GLOBAL - Transparency and liquidity risk have overtaken poor performance as the top concerns for institutional investors with hedge fund allocations, research shows.
A global survey from SEI and Greenwich Associates showed institutional investors remained committed to hedge funds despite investment scandals, market dislocations, and increased regulatory scrutiny.
It shoed 80% did not plan to change their hedge fund allocation in the next 12 month and 15% intended to increase their investment.
The report, The Era of the Investor: New Rules of Institutional Hedge Fund Investing, also found more than 70% had requested more detailed information from managers than they did a year ago.
The type of information sought ranged from counterparty and leverage exposure data to sector and position-level detail. More than 80% of the respondents reported a focus on funds' valuation methodologies.
Investors also continued to exert influence on fee structures, as nearly one in five respondents reported negotiating fee arrangements different than the standard "2 and 20" for single-manager funds and "1 and 10" for funds of hedge funds over the last year.

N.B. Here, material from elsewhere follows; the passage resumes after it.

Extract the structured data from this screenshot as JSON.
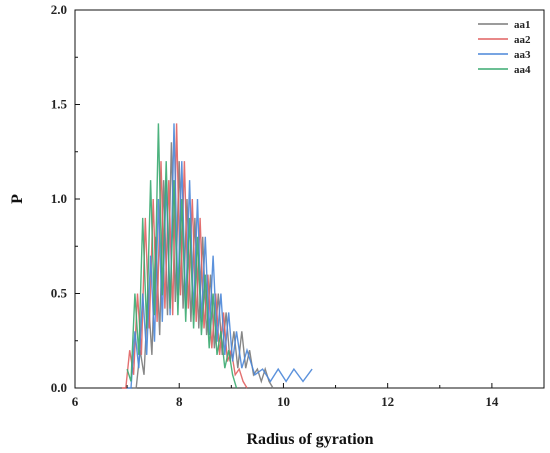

SEI said the report showed the need for "hedge fund managers to institutionalise responses to transparency demands and to demonstrate clear sources of alpha to retain and gain assets among an increasingly demanding institutional investor base".
SEI investment manager services division managing director Phil Masterson said investors remain committed to hedge funds - but that commitment comes with increased expectations.
He added: "The balance of power has clearly shifted and managers must meet the growing demand for transparency and increase their focus on operational effectiveness if they want to be successful in this ‘era of the investor.'"
SEI said institutional investors were focused on a manager's ability to identify and clearly explain the alpha source from which the performance is derived. It added another critical factor in manager selection was compliance infrastructure, with nearly 50% citing it as "very important."
Independent administration and a separation of investment management and operations management roles were also identified as high-ranking factors in manager selection.
The survey revealed investors were also concerned with issues such as liquidity risk, valuation methodology, and whether performance characteristics are in line with stated strategies.